Onboard navigation calls for the optional Navigation Package, which requires as a prerequisite the Premium Package or Luxury Package — the features of which are unrelated. The interdependence of option packages is a notable downside of the CT 200h, as is the lack of Apple CarPlay and Android Auto smartphone interfaces, which would be another way to provide in-dash mapping. On the upside, the navigation system in our CT boasted the best execution I’ve seen of street-view images for decision points: When routing, an upcoming-turn graphic that popped up onscreen showed a tower that looked exactly like what I saw in real life when approaching an off-ramp.
It may go against the fuel-saving creed of the hybrid buyer, but anyone who wants remote-start capability can opt for Lexus Enform Remote, which allows owners to start or stop the car, lock or unlock it and enjoy some additional features, all through a smartphone app. Once again, it also requires two other options: Enform Safety Connect and an Enform Remote subscription (after one year free).
Cargo & Storage
With cargo volume of 14.3 cubic feet behind the backseat, the Lexus CT 200h edges out the A3 e-tron’s 13.6 cubic feet but trails the Bolt EV’s 16.9 cubic feet. Because hatches and trunks are measured differently, the Jaguar XE sedan’s trunk can’t be compared directly, but the CT’s hatchback and folding backseat make the most of what’s available.

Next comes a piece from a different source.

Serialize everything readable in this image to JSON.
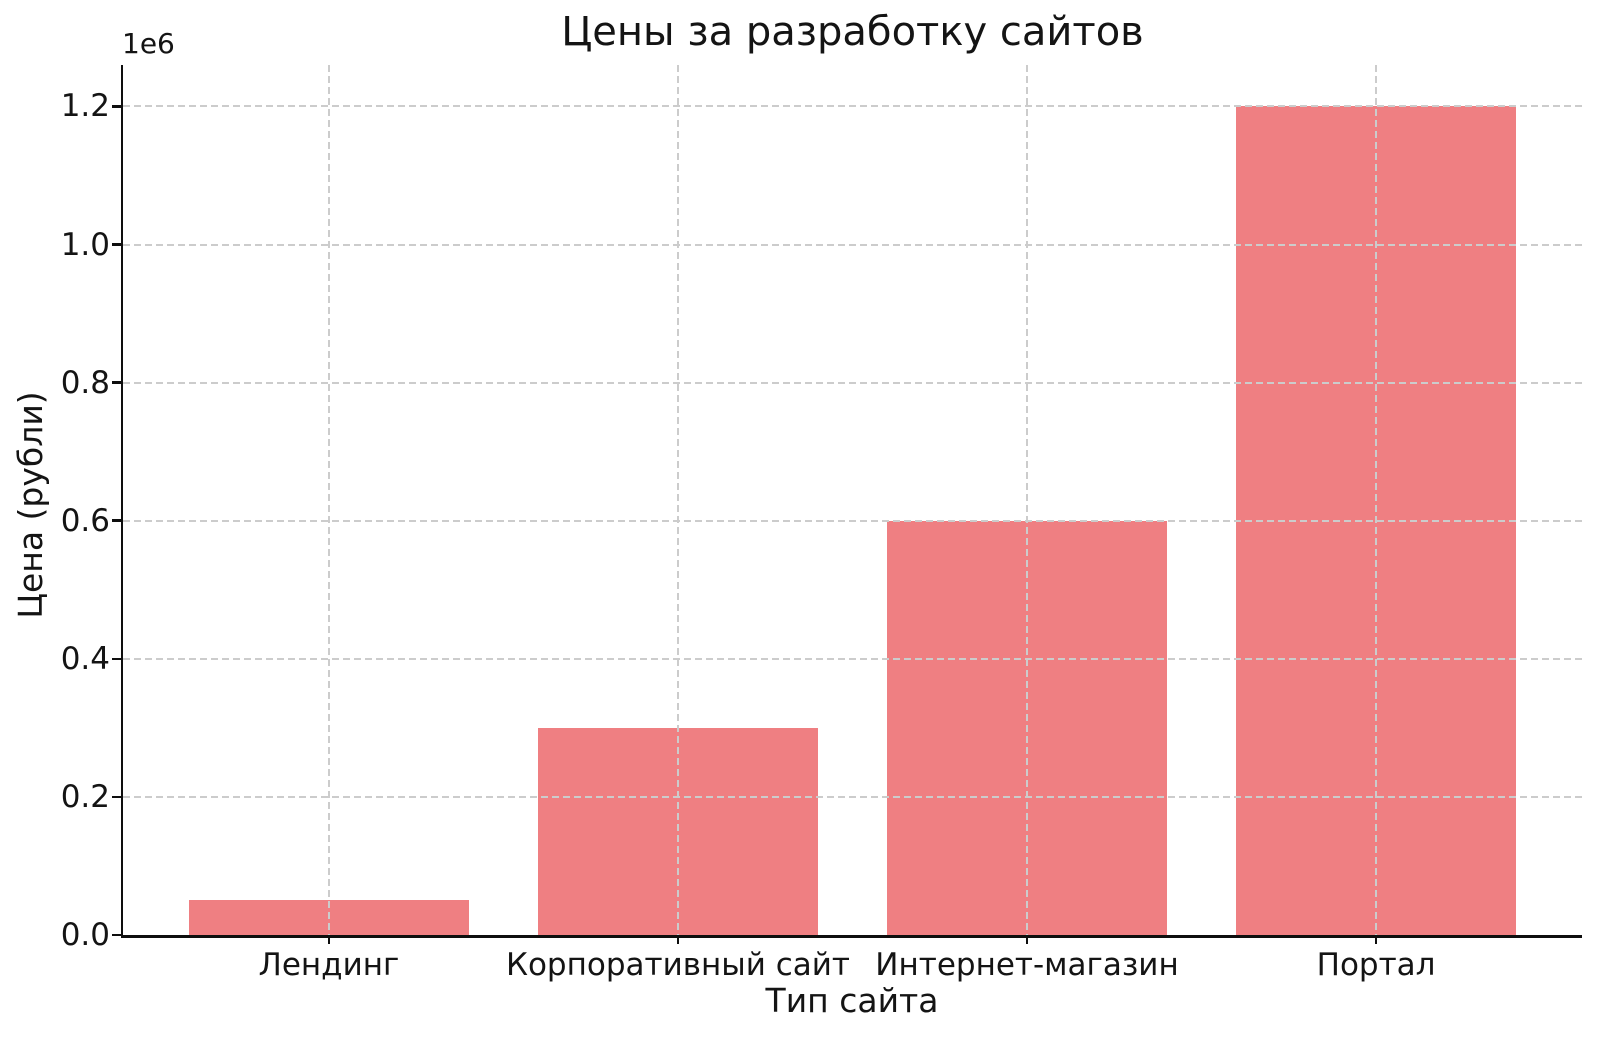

In-cabin storage is modest, with a decent-sized glove compartment but a small bin under the center armrest. Betraying the car’s age is a phone slot on the center console that’s large enough only for the type of phones you seldom see anymore.

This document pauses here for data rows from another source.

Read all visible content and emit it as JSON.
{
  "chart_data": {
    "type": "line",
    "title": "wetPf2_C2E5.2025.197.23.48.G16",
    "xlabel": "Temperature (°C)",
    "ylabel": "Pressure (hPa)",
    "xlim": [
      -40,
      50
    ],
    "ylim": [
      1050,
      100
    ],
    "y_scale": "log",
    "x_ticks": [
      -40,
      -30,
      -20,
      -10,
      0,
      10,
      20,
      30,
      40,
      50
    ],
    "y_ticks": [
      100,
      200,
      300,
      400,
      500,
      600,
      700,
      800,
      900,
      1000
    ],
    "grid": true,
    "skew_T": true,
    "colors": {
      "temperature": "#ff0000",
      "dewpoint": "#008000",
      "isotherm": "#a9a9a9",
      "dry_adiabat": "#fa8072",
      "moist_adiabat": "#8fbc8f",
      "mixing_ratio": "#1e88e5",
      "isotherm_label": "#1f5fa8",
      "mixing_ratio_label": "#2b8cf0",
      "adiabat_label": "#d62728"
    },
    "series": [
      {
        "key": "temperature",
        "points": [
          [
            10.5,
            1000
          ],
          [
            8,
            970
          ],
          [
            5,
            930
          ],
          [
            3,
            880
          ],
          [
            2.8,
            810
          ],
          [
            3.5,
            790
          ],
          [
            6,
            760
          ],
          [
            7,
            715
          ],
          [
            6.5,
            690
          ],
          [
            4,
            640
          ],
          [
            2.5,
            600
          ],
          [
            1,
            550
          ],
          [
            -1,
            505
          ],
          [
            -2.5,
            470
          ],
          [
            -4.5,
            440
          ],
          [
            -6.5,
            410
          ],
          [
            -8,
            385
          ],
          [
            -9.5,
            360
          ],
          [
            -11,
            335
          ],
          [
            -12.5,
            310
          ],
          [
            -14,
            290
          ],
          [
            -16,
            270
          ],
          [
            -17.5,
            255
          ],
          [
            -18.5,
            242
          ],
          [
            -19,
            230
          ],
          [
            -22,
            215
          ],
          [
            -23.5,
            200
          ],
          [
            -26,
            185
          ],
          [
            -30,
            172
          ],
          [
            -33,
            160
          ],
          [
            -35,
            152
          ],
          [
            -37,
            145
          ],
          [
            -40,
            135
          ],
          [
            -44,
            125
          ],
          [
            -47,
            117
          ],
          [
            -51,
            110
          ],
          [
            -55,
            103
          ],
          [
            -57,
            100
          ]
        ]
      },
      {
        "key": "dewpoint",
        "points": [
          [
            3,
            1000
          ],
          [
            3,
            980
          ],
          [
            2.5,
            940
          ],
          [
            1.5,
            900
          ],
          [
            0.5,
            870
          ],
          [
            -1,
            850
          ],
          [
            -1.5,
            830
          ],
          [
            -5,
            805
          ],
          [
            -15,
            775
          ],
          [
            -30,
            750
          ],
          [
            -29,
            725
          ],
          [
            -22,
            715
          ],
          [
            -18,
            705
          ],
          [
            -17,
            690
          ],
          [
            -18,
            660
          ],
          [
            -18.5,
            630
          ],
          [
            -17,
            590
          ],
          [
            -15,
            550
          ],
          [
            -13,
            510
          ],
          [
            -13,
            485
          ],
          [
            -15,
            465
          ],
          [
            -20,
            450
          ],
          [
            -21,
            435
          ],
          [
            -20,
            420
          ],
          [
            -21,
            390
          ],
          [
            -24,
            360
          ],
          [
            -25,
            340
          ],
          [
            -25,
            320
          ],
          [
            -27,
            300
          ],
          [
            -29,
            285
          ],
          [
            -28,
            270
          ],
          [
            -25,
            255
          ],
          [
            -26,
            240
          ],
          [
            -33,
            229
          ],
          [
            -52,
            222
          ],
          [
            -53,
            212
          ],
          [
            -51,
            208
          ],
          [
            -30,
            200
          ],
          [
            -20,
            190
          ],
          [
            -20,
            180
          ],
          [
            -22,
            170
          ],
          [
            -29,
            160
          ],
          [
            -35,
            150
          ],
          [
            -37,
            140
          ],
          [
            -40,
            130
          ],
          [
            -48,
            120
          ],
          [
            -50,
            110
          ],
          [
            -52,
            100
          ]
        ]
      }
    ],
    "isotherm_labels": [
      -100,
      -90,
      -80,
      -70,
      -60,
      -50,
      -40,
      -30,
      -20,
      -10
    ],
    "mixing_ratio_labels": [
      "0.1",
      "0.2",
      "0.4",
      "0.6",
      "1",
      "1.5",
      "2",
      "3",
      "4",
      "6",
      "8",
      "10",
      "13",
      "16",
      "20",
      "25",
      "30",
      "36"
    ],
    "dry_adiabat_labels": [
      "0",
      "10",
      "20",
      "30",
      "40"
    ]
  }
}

For an older model, the CT’s crash-test results are very good. It’s top-rated in all the Insurance Institute for Highway Safety’s crashworthiness categories in the Small Cars class. It also rates advanced (out of a possible not available, basic, advanced and superior) for crash avoidance and mitigation when equipped with the optional Pre-Collision System. The system provides forward collision warning and both low- and high-speed automatic emergency braking. Unfortunately, the Pre-Collision System requires three other packages: Premium Audio, Navigation and Luxury.

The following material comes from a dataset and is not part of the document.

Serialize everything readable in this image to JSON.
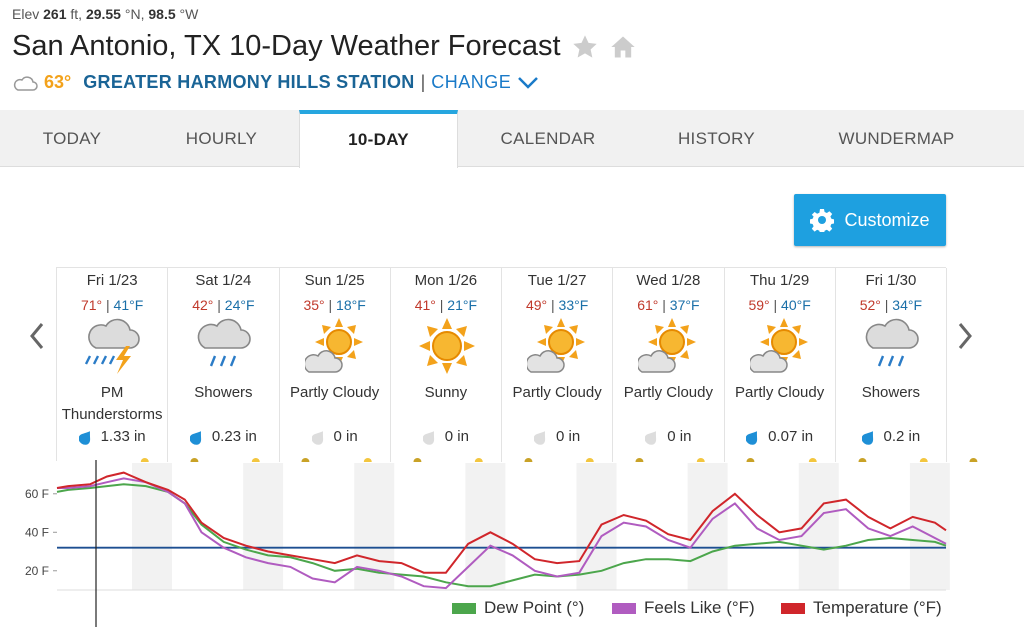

A backup camera isn’t standard, but one is available as a stand-alone option as well as in packages.
With the Pre-Collision System comes adaptive cruise control, which works well but doesn’t operate down to a stop.
Optional Lexus Enform Safety Connect adds automatic collision notification, stolen vehicle location, emergency assist button and Enhanced Roadside Assistance (a complimentary one-year trial subscription is included).
Value in Its Class
As I write this, the affordable Hyundai Ioniq was just certified with gas mileage higher than that of the Prius: 58 mpg combined. In this climate, it’s getting harder to accept ratings around 40 mpg, which once wowed us — especially if you pit the CT’s interior quality against more efficient hybrids’ higher trim levels, which compare in many respects despite not bearing luxury badges. The highest trim level of the larger Prius lists for $30,900, which is less than the Lexus CT200h’s $32,225. Full pricing wasn’t available as of publication, but the 2017 Hyundai Ioniq starts at $30,335.
Our other comparison cars aren’t too far from the CT: The A3 e-tron is eligible for a federal tax credit of $4,502, which brings its starting price down to $35,348. The diesel engine puts the Jaguar XE at $37,395 — for a larger, more modern luxury car. Perhaps the most shocking is the Chevy Bolt EV’s $29,995 price after a $7,500 tax credit (should this incentive survive a Republican presidency). The Bolt EV has its limitations as a pure electric vehicle and requires some investment into a charging apparatus, but history has shown EVs to be very reliable and cheap to operate.
Knowing that Lexus’ parent company is responsible for the 50-plus-mpg Prius, chances are good a more efficient CT is on its way, possibly as soon as the 2018 model year.